Poorly written titles and meta descriptions may affect your website’s discoverability for potential visitors and search engines. Moreover, not having metadata permits the search engine to pick any seemingly relevant part of the page and apply it automatically as meta title and description.
What’s also important is that your metadata would fit the recommended character count, so that Google or other search engines wouldn’t truncate either a meta tag or a meta description.
But this is where TinyIMG’s meta title & description checker steps in. By entering a desired URL for a checkup, you will receive insights that will help you optimize your metadata. The tool will analyze the length of a meta title and meta description separately, indicating the steps you need to take to improve your page’s metadata.
A meta title, also known as a title tag, is an HTML element that constructively defines the content of a web page. The element is typically displayed as a clickable part of a search engine result, and it is meant to help both your potential visitor and the search engine get an idea of what your page is about.
A title tag should include relevant keywords and be around 50 to 60 characters (or 600 pixels) so it doesn’t get truncated in search results. Accurately written meta titles help you reach a wider extent of a targeted audience. Likewise, irrelevant title tags can negatively affect your page's SEO.
A meta description, also identified as a meta description tag, is an HTML element that consists of a brief web page summary. Your constructed meta description is usually displayed under a clickable meta title as a part of a search engine result. Apart from summarizing the context of a web page, a meta description may also work as a Call To Action, encouraging potential visitors to follow suggested actions.
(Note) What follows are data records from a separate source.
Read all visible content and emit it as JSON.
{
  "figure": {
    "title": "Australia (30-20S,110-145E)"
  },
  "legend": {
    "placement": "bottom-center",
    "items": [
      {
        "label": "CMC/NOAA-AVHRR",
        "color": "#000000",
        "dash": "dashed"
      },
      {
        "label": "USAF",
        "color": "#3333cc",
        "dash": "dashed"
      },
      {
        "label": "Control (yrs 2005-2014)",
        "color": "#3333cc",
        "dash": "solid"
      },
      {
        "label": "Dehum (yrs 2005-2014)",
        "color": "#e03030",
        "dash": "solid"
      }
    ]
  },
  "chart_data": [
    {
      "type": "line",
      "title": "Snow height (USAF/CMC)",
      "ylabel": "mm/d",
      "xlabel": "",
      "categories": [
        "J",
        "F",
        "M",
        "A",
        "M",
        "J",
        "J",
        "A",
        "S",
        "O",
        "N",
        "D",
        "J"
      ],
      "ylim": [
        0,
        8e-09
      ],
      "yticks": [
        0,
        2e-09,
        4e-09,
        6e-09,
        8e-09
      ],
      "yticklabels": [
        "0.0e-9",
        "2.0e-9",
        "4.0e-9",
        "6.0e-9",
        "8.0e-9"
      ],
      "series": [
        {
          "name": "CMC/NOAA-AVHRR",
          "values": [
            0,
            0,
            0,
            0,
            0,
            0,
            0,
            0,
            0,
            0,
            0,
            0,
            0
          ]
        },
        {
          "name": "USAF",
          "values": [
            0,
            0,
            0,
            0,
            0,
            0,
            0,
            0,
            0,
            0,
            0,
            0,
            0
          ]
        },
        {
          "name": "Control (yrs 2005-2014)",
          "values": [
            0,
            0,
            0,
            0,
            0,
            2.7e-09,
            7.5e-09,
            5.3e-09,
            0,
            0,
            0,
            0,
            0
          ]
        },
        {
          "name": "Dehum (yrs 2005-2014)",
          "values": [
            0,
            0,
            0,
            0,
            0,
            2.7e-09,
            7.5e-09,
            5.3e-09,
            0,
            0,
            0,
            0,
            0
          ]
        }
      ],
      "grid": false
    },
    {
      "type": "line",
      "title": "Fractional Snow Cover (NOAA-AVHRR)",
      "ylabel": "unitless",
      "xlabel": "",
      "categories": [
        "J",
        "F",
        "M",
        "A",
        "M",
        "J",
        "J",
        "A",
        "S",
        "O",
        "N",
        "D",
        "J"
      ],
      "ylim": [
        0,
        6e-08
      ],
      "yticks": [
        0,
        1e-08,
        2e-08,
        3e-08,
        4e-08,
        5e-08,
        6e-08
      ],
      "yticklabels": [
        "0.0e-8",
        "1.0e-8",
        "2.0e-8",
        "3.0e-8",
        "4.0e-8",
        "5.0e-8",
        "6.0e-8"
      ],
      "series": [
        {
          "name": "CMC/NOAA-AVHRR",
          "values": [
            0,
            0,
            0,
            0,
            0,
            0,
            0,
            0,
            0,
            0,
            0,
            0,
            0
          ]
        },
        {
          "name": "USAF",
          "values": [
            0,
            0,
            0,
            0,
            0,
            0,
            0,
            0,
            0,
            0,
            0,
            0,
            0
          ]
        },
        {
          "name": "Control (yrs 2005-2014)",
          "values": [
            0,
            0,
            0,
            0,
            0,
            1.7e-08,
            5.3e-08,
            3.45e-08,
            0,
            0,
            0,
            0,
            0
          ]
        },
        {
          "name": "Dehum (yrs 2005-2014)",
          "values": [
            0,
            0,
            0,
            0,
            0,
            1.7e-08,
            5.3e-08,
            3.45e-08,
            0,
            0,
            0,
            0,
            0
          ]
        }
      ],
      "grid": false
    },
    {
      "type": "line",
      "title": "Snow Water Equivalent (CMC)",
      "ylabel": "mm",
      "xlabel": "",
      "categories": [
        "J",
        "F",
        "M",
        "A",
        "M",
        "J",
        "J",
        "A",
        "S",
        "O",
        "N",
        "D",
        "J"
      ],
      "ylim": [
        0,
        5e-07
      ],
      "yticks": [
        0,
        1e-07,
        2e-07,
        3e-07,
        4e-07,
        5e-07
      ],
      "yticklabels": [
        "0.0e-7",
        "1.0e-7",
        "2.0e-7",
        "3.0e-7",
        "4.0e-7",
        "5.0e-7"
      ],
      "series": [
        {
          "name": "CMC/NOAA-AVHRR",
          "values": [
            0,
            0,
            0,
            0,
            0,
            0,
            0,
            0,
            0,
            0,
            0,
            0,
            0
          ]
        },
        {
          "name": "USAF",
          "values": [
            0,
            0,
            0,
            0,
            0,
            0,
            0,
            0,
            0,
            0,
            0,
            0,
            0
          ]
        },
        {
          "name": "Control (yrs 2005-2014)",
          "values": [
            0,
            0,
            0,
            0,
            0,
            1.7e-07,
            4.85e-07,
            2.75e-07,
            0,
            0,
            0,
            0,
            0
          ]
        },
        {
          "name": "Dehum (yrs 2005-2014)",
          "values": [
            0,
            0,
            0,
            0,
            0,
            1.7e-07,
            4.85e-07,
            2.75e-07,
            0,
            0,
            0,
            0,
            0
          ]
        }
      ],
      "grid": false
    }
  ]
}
Occasionally, instead of your written meta description, search engines display a random part of a web page that they find the most relevant. To avoid this, ensure you build a compelling and informative description of around 120-160 characters (or 920 pixels).
Meta titles and meta descriptions are often neglected and taken not seriously enough. Some website owners write “something” to fill the empty space, while others stuff metadata with keywords. However, mainly targeting computers and not actual people doesn’t work anymore. Therefore, the main goal of the meta title and meta description is to inform the potential visitor about what your web page is about in a sentence or two.
Every web page can have only one meta title and one meta description. There are no strict rules of how long they should be. Yet, it’s proven that the meta title of a maximum of 60 characters and the meta description of a maximum of 160 characters work best. And if you don’t add these elements yourself, Google will index the page for you, extracting parts of the page that it finds the most relative but, most likely, not mirroring what you’d genuinely like to.